Radio Silence brings a new vision of vampires with Abigail as a heist team discovers that they’re locked inside an isolated mansion with a girl who is anything but ordinary.


ABIGAIL is a 2024 movie that, unfortunately, blows its chief surprise in the trailer and it is something that I can’t imagine would be kept under wraps for most audiences but would improve the film tremendously if you don’t know it. It’s still worth seeing if you have been spoiled and I had a lot of fun knowing the “twist” from the beginning but my nieces, who didn’t know, had their enjoyment magnified a huge amount. So, if possible, read this review and take friends to see this movie or show it without spoiling it. But if not, don’t worry about it.

The spoiler that isn’t really a spoiler if you’ve heard anything about this movie, really, is that it is a film about a bunch of low-life criminals abducting a little girl named Abigail (Alisha Weir). Said little girl is a vampire and rapidly turns the tables on her abductors. Some of the abductors aren’t complete scumbags, though. Some of them are really convinced that they’re not going to do any harm to this young bloodsucking horror and don’t deserve to be exsanguinated. Theoretically.
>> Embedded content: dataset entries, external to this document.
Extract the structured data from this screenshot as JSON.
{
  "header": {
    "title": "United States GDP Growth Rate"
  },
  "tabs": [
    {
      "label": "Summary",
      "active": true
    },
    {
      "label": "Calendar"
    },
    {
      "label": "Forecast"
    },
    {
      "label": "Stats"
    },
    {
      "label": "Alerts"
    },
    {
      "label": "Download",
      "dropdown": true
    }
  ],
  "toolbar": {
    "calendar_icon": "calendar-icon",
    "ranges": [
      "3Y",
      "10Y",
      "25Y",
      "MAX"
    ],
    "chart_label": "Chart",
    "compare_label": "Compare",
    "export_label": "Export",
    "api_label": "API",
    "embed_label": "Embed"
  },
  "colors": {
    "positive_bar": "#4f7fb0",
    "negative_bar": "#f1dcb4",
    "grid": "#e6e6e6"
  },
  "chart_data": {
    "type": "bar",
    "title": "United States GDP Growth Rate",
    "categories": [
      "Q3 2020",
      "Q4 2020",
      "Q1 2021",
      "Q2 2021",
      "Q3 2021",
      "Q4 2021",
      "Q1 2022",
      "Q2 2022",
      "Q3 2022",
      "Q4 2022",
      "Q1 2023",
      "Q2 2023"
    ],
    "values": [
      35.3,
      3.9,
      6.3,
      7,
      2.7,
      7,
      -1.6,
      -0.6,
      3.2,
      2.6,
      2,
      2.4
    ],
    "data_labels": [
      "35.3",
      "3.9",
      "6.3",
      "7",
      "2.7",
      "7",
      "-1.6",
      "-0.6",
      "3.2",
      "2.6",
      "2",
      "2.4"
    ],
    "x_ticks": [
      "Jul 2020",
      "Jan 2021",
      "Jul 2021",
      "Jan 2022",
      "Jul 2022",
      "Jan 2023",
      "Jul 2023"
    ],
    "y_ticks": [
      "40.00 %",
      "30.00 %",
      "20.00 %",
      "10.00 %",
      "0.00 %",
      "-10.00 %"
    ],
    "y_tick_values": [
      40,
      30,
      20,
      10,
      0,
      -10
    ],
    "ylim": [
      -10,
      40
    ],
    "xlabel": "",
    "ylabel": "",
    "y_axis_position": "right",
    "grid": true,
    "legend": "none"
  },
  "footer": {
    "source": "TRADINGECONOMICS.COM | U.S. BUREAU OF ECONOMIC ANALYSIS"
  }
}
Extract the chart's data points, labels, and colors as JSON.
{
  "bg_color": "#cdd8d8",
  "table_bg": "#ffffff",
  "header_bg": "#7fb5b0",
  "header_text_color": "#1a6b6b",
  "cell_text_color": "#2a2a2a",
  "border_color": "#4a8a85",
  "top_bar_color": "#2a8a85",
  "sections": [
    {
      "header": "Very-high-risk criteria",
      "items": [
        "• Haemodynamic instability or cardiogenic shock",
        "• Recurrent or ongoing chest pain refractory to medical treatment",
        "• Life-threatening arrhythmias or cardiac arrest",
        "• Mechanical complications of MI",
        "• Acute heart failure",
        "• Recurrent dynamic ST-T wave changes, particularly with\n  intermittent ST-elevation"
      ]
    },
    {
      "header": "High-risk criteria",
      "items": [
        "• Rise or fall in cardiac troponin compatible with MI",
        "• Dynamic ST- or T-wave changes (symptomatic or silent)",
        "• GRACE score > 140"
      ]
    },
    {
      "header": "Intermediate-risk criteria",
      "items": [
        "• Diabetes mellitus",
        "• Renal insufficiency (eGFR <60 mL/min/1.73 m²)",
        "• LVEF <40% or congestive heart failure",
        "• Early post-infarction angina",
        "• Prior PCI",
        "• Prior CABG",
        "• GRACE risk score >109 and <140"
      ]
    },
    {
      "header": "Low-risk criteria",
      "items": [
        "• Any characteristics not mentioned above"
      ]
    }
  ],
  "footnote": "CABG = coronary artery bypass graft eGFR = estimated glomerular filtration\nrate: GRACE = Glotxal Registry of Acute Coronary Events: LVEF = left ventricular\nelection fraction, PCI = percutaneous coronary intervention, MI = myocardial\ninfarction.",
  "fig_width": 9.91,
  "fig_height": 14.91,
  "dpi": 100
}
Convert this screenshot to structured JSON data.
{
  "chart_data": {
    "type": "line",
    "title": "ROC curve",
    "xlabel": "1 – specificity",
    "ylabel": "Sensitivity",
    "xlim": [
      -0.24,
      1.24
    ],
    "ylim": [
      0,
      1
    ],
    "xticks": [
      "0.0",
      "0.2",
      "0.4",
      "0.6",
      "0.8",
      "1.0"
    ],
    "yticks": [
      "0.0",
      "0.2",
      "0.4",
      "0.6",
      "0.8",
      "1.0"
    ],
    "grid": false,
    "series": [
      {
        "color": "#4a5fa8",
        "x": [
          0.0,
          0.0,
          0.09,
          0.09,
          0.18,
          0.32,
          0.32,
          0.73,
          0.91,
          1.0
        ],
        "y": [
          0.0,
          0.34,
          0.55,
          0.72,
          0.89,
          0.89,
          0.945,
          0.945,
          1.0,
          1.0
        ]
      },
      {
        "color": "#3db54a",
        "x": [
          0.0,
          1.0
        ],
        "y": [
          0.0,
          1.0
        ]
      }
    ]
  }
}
This is essentially a slasher movie, but the set-up is extremely entertaining. All the thieves are well-developed and entertaining. Joey (Melissa Barrera), Frank (Dan Stevens), Rickles (Will Catlett), Sammy (Kathryn Newton), Peter (Kevin Durand), and Dean (Angus Cloud). Yes, as you can gather, they’re going by Rat Pack-inspired aliases. Joey is the assumed Final Girl, being the only one who has any bond with Abigail, but she’s appropriately flawed to the point you think she might die as well.

The movie is very smart in how it justifies most of the slasher cliches as well. Lambert (Giancarlo Esposito), the man who hired them to kidnap Abigail, collects all of their cellphones before leaving. They’re hiding out in a creepy mansion because that is where they were instructed to bring the little girl. The mansion is also locked down because, of course, this is the feeding ground of a vampire that she wants to hunt them through.

I could share the twists and turns of the film but it’s exactly what you expect beyond the point that Abigail reveals herself to be the hunter rather than the hunted. Her performance is excellent, and the actress manages to convey a sadistic yet ultimately likable undead monster. This is guilt-free eating for her because all of these criminals were willing to kidnap a child for ransom. Why should she feel guilty for tearing them apart? Which, honestly, is a compelling argument.

The movie isn’t perfect. Joey has an extremely charismatic and likable actress, but her moral indignation flaws flat given she chose to participate in this kidnapping in the first place. I’m of the mind that Sammy, the hacker, is the least cruel one since she’s seemingly unaware of just how bad of an action this is done. Indeed, he fact that Dan Steven’s Frank is such an unapologetic scumbag who wants to kill Abigail before they know she’s a vampire makes him one of the more humorous characters.

In conclusion, Abigail is a fun movie and while it doesn’t reinvent the slasher movie, it’s certainly a fun time from beginning to end. Alisha Weir is adorable and menacing in equal measure that, even at age fourteen, I could easily see them doing a sequel to this film to before she ages out of the role.